Quando um mundo de canções nos bateu à porta pelo Natal

Vem aí uma revista comemorativa dos 50 anos do Mundo da Canção, um mundo de tantos de nós.

Saiu pela primeira vez em Dezembro e tinha um padre na capa. Mas não era religiosa nem de Natal. Era uma revista dedicada à música, ou melhor, ao mundo da canção, que aliás era o seu nome. Não foi a primeira, nem a voz daquele padre estava isolada nos meios da igreja para nos falar (cantando) da condição humana, da pobreza, da fome ou da guerra, pois também o iam fazendo, ainda que brandamente, as freiras Maria do Céu ou Maria Humberta, as religiosas do Conjunto Shalôm ou até o Grupo Vocal Adventista Maranata, como bem registou João Carlos Callixto no seu livro Canta, Amigo Canta (Âncora Editora, 2014). O certo é que o Mundo da Canção, revista nascida há 52 anos no Porto, fez história devido ao empenho e à paixão pela música de um homem de artes gráficas que se lhe entregou de alma e coração até hoje, Avelino Tavares (o primeiro número foi todo escrito, paginado e impresso por ele).

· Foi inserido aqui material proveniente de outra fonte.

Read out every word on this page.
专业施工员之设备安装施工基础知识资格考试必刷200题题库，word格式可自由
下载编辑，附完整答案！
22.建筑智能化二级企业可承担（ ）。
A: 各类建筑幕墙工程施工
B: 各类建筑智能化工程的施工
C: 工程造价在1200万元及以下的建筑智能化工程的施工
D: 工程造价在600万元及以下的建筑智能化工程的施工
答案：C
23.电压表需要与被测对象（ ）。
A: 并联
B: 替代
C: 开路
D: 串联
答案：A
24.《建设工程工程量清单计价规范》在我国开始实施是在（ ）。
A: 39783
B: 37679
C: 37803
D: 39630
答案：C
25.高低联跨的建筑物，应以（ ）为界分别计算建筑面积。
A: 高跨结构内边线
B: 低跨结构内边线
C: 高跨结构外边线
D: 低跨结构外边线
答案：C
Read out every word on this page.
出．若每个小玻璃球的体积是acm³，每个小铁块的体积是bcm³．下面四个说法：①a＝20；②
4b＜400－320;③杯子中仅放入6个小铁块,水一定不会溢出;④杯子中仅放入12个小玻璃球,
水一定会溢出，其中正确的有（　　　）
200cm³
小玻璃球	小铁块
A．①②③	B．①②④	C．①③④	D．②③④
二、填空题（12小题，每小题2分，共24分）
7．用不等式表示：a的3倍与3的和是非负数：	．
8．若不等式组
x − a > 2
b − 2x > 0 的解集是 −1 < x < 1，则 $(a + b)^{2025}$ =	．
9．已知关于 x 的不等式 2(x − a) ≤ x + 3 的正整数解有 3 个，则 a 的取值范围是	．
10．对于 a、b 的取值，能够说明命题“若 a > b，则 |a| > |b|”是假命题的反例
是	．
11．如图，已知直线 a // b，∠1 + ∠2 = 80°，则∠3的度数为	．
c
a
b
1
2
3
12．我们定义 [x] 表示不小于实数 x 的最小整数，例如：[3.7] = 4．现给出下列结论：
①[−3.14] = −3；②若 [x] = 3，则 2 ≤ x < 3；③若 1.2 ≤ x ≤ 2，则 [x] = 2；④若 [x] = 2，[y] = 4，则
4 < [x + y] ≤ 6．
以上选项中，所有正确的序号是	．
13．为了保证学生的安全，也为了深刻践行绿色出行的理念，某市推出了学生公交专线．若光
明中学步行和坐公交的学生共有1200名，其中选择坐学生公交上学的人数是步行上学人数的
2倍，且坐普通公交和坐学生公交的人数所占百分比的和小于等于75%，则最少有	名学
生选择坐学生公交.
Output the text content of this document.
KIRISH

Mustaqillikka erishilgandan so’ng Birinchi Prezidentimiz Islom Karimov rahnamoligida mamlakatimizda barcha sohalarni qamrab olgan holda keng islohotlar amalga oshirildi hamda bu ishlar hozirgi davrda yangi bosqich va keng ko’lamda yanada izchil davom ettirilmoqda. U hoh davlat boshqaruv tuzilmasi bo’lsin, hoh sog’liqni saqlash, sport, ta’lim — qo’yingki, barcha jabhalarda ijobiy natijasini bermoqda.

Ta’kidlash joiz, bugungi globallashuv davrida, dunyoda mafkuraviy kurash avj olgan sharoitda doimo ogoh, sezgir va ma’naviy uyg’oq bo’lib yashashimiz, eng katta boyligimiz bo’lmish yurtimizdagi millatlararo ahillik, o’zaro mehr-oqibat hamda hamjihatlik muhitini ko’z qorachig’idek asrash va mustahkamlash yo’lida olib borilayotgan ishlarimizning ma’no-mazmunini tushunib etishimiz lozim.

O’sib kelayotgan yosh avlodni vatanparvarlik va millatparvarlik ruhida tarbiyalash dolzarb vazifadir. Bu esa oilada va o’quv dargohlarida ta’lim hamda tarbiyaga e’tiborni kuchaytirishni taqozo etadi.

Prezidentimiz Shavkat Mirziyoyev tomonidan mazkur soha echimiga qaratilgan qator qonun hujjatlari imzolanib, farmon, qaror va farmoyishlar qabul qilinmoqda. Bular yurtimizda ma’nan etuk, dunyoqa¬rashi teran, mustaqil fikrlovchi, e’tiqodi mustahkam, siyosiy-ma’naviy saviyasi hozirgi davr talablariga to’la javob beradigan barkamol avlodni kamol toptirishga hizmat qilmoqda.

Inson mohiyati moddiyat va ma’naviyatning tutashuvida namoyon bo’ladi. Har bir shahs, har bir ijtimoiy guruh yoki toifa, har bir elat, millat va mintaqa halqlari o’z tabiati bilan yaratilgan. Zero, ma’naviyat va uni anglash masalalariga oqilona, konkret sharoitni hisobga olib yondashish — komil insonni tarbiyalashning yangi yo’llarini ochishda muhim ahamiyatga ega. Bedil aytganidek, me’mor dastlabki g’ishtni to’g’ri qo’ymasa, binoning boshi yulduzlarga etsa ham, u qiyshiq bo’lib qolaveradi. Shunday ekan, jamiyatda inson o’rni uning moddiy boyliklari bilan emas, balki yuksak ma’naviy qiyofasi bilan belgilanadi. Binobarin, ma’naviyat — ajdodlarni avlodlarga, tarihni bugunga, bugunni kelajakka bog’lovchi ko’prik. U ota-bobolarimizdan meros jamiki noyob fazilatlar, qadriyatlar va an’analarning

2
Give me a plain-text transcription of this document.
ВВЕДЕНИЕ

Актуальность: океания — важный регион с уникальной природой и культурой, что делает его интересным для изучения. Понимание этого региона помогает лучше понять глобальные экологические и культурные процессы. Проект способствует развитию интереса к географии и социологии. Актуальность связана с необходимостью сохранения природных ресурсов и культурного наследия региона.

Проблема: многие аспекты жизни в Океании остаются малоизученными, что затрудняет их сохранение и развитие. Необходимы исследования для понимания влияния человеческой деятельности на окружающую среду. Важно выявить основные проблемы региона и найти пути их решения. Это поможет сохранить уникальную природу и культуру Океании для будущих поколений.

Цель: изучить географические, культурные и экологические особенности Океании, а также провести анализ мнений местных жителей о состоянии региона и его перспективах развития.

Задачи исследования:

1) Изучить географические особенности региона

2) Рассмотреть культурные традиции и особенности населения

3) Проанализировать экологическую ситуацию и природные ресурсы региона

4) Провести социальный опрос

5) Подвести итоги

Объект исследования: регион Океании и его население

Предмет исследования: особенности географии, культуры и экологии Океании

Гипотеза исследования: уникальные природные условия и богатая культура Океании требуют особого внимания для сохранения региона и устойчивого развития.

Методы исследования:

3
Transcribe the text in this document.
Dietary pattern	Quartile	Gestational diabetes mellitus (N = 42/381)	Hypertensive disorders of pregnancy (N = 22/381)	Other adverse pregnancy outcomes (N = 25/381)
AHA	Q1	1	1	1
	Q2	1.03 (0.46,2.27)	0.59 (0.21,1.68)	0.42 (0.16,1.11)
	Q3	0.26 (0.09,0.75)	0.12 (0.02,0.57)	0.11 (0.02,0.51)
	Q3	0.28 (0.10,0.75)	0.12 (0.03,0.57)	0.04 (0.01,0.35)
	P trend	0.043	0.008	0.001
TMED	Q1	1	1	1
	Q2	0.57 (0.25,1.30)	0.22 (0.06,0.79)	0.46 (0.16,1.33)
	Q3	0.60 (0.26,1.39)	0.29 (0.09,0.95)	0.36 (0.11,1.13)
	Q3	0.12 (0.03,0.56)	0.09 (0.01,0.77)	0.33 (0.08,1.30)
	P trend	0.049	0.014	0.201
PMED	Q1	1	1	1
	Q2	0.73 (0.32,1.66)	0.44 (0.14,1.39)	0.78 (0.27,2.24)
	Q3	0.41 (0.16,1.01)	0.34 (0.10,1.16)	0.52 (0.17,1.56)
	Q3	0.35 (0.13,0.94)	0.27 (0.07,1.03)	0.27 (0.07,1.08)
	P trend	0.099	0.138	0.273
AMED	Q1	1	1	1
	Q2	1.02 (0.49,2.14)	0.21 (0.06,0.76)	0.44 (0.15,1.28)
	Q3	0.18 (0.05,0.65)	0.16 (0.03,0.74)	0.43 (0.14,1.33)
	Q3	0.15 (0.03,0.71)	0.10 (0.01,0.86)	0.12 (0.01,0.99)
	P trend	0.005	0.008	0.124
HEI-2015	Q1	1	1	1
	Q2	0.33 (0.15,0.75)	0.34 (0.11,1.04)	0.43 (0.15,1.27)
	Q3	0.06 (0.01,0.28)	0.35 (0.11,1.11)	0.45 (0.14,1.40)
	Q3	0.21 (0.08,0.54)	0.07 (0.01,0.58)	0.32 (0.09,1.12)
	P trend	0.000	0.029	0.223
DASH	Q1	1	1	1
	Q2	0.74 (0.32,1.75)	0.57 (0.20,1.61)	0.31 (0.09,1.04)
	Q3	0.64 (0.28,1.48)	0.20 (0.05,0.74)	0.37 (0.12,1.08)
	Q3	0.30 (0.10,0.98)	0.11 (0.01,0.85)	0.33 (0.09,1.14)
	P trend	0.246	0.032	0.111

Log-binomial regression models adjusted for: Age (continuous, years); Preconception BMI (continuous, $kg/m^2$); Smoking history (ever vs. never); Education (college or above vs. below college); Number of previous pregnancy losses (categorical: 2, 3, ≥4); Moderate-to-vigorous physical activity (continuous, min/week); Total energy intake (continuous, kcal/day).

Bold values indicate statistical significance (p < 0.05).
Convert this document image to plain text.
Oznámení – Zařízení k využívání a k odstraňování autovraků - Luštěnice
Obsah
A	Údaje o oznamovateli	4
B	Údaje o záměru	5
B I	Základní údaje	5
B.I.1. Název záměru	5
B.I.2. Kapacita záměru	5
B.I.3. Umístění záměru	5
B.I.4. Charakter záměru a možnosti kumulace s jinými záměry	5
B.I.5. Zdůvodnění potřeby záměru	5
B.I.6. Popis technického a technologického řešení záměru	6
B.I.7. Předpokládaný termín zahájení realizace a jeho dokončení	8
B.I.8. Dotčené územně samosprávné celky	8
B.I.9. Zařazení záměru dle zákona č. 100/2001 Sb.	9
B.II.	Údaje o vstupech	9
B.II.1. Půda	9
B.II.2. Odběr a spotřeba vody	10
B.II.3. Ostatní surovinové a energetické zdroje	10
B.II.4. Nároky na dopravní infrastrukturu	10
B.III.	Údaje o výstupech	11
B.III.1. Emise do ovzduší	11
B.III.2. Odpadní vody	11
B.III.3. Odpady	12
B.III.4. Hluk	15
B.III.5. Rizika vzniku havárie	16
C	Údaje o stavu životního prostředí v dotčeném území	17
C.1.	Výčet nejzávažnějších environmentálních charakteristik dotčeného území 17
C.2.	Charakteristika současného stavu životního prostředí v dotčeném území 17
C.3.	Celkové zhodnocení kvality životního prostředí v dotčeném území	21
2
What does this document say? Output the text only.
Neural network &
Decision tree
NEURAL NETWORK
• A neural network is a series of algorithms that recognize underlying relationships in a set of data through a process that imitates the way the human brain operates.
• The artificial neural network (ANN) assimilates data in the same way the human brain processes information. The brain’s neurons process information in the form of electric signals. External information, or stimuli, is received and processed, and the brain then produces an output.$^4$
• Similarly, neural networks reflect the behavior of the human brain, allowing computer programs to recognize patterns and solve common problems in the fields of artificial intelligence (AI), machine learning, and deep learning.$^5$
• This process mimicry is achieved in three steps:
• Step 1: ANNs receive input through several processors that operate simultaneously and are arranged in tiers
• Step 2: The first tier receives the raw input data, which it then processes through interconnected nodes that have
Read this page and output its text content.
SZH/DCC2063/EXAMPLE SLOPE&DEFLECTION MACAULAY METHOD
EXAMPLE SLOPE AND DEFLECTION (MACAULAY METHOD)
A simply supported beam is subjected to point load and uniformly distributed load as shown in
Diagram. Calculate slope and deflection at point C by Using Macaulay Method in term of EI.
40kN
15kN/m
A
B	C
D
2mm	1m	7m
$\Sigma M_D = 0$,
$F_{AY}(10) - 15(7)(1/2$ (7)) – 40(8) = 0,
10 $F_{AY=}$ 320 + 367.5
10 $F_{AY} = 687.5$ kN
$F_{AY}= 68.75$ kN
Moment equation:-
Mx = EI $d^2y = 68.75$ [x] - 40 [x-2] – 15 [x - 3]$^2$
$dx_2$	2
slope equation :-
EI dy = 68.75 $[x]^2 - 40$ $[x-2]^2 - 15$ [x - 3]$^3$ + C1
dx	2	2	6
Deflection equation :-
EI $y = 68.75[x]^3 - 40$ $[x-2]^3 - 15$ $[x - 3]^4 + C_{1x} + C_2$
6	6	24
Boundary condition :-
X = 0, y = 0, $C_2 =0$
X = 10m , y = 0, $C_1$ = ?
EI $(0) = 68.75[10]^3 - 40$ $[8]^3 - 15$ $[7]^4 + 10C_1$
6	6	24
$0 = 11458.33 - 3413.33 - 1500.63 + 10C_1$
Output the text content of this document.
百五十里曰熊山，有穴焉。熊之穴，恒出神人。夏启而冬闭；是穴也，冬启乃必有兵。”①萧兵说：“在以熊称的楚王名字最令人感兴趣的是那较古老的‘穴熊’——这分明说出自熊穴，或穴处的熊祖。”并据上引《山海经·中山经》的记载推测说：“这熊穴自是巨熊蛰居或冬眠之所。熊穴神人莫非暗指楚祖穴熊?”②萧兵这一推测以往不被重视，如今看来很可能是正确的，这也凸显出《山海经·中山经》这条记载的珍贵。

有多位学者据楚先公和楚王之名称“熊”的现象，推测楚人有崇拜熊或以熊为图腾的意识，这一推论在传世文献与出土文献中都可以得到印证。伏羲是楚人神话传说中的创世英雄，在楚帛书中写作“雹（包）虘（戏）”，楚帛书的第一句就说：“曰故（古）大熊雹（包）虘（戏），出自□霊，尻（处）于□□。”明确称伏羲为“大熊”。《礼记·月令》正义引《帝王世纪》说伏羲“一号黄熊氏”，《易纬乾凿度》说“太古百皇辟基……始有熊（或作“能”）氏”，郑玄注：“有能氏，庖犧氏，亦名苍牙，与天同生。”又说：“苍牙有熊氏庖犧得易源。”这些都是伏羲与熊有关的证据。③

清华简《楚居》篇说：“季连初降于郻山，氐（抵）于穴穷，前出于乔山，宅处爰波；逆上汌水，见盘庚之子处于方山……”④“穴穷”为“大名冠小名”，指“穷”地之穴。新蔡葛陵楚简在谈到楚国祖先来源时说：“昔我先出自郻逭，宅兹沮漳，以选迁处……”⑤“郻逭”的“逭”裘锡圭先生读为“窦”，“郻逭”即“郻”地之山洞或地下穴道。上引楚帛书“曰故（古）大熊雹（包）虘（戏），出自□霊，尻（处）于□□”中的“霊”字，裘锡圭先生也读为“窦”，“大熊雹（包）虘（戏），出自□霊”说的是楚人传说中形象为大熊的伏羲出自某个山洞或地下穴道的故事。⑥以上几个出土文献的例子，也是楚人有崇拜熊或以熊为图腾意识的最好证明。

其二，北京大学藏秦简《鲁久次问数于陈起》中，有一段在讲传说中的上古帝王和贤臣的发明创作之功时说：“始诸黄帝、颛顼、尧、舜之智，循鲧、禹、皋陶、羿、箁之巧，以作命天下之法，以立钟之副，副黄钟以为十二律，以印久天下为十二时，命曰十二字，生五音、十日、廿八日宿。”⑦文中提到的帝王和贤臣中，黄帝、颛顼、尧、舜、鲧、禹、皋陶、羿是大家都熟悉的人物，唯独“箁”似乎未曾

Houve outras? Houve. No Natal anterior, o de 1968, chegou às bancas a Cinedisco - Revista do Mundo Moderno. Quinzenal, resistiu até ao Natal de 1970 com “50 números redondos”, como foi recordada em 2018 no blogue Porta da Loja, por altura dos seus 50 anos. E não tardariam a chegar mais títulos: A Memória do Elefante, Disco, Música & Moda, Musicalíssimo, o Se7e. Mas ao sair naquele Dezembro, na viragem para a década de 70, após a morte de Salazar e em pleno “reinado” de Marcello Caetano, o Mundo da Canção virava costas ao “entretenimento” puro e simples para dar à música a força da palavra, o poder do gesto, a liberdade da crítica.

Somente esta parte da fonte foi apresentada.